The following image shows the frequency of occurrence of racist terminology in the Swedish blogosphere from late March to the end of May 2012. Obviously, racist terminology is a frequent everyday occurrence on Swedish blogs.
However, merely counting the frequency of occurrence of racist terminology is of limited usefulness for understanding what people say and mean, since there are many ways to use terminology. Some uses may signal ideological or political standpoints, but other uses may not (e.g. discussions about the terminology itself, such as the origin and appropriateness of various terms). Thus, only counting the frequency of occurrence of racist terminology in the blogosphere may lead to premature or misleading conclusions. We therefore also monitor negative or degrading usage of racist terminology, as well as aggressive or hateful usage. And there is a difference between counting frequencies and counting opinionated usage, as we can see in the image below, which shows frequency (in blue), degrading usage (in green), and aggressive usage (in red).
It is obvious that the total frequency of occurrence of racist terminology is much larger than that of the frequencies of degrading use and aggressive use. As a rough estimate, approximately 10% of the total number of posts containing racist terminology are negative or degrading, while approximately 5% are aggressive or hateful.
The general trends in these graphs are not of lasting value, since the time span is relatively short. What is interesting – and surprising – is the demographic profile of bloggers found in the two bottom lines. Since Ethersource enables an analyst to retrieve individual blog posts which contain a given target (in this case, racist terminology), it is possible to further analyze the material. Looking at the blog posts that use racist terms in degrading ways, we find that roughly 25% are written by young female bloggers who write about their own lives. Perhaps even more surprising, around 10% of blog posts using racist terms in aggressive ways are written by these young females. This is a surprising discovery, considering that the topical content of these blogs revolve around everyday events, lifestyle, and fashion.

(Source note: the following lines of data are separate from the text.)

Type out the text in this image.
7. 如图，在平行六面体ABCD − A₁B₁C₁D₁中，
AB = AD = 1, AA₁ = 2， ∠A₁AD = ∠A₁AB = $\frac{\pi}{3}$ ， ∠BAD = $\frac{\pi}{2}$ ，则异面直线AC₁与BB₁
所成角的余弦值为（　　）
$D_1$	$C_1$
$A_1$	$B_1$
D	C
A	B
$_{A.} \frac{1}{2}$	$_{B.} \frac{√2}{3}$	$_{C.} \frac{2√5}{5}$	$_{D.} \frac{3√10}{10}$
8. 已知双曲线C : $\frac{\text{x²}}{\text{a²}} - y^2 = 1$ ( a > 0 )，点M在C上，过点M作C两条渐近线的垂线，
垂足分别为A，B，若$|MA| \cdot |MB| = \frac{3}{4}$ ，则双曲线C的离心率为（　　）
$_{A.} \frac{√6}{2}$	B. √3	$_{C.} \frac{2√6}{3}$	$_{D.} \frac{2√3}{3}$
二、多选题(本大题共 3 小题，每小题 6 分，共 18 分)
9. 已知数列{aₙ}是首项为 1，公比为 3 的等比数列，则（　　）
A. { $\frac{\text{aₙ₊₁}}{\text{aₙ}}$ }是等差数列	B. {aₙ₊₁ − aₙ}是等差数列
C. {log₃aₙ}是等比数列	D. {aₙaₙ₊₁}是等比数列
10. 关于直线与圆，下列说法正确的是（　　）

Demographic clustering and stylometric profiling
The noteworthy observation above suggests that it may be interesting to look more closely also at the non-opinionated usage of racist terminology (i.e. the occurrences that are neither aggressive nor degrading). We do so by automatically clustering all the blog posts containing racist terminology during 2012. Always keeping the obvious risk of overgeneralizing in mind, we infer from manual inspection of the material that the four main clusters represent following groups of bloggers:
Imagine that we for some reason could not inspect the material manually and therefore did not know the demographics of the clusters we found. In such cases, we can use stylometric profiling to characterize the stylistic differences between clusters, and based on these differences we can infer demographic information. As an example, consider the following comparison between the stylometric profile for the cluster containing the young female bloggers, and the stylometric profile for the cluster containing mainly political bloggers.
The comparison between these two stylometric profiles shows that the main stylistic differences between these two groups of bloggers (let’s call them group F for the young female bloggers and group P for the political bloggers) can be found in the following variables:
- Self
- Group F is more self-oriented, which indicates that this group talks mainly about things that happen to the author, stuff the author thinks or worries about, or things that the author does.
- Address
- Group F refers directly to the reader more often than does group P.
- Abstract vocabulary
- Group P tends to use more abstract and complex vocabulary than group F.
- Anchoring
- Blog posts from group P contain more explicit temporal and spatial references than do posts from group F.
These differences suggest that authors in group F (the young female bloggers) write mainly from a subjective point of view, while authors in group P (the political bloggers) adopt a more factual perspective. Based on such differences, we may formulate hypotheses about the demographics of these two groups. This difference would allow us to propose that since the one group writes from a more personal and immediate perspective, they can be assumed to be younger and more personally engaged in their narration than the other group. This characterisation of author style is actually more salient than the objective notion of author age and gender since writing style and authoring background are more interesting for understanding blog posts than the age and gender or other demographich variables.
The analysis and discussion above serves as an illustrative example of how stylometric profiling correlates well with human intuition about demographic clustering, and that such profiles may serve as explanatory constructs for a demographic clustering solution. We conclude this blog post with the observation that the combination of attitude analysis, clustering, and profiling provides a very powerful framework for analysis of online content.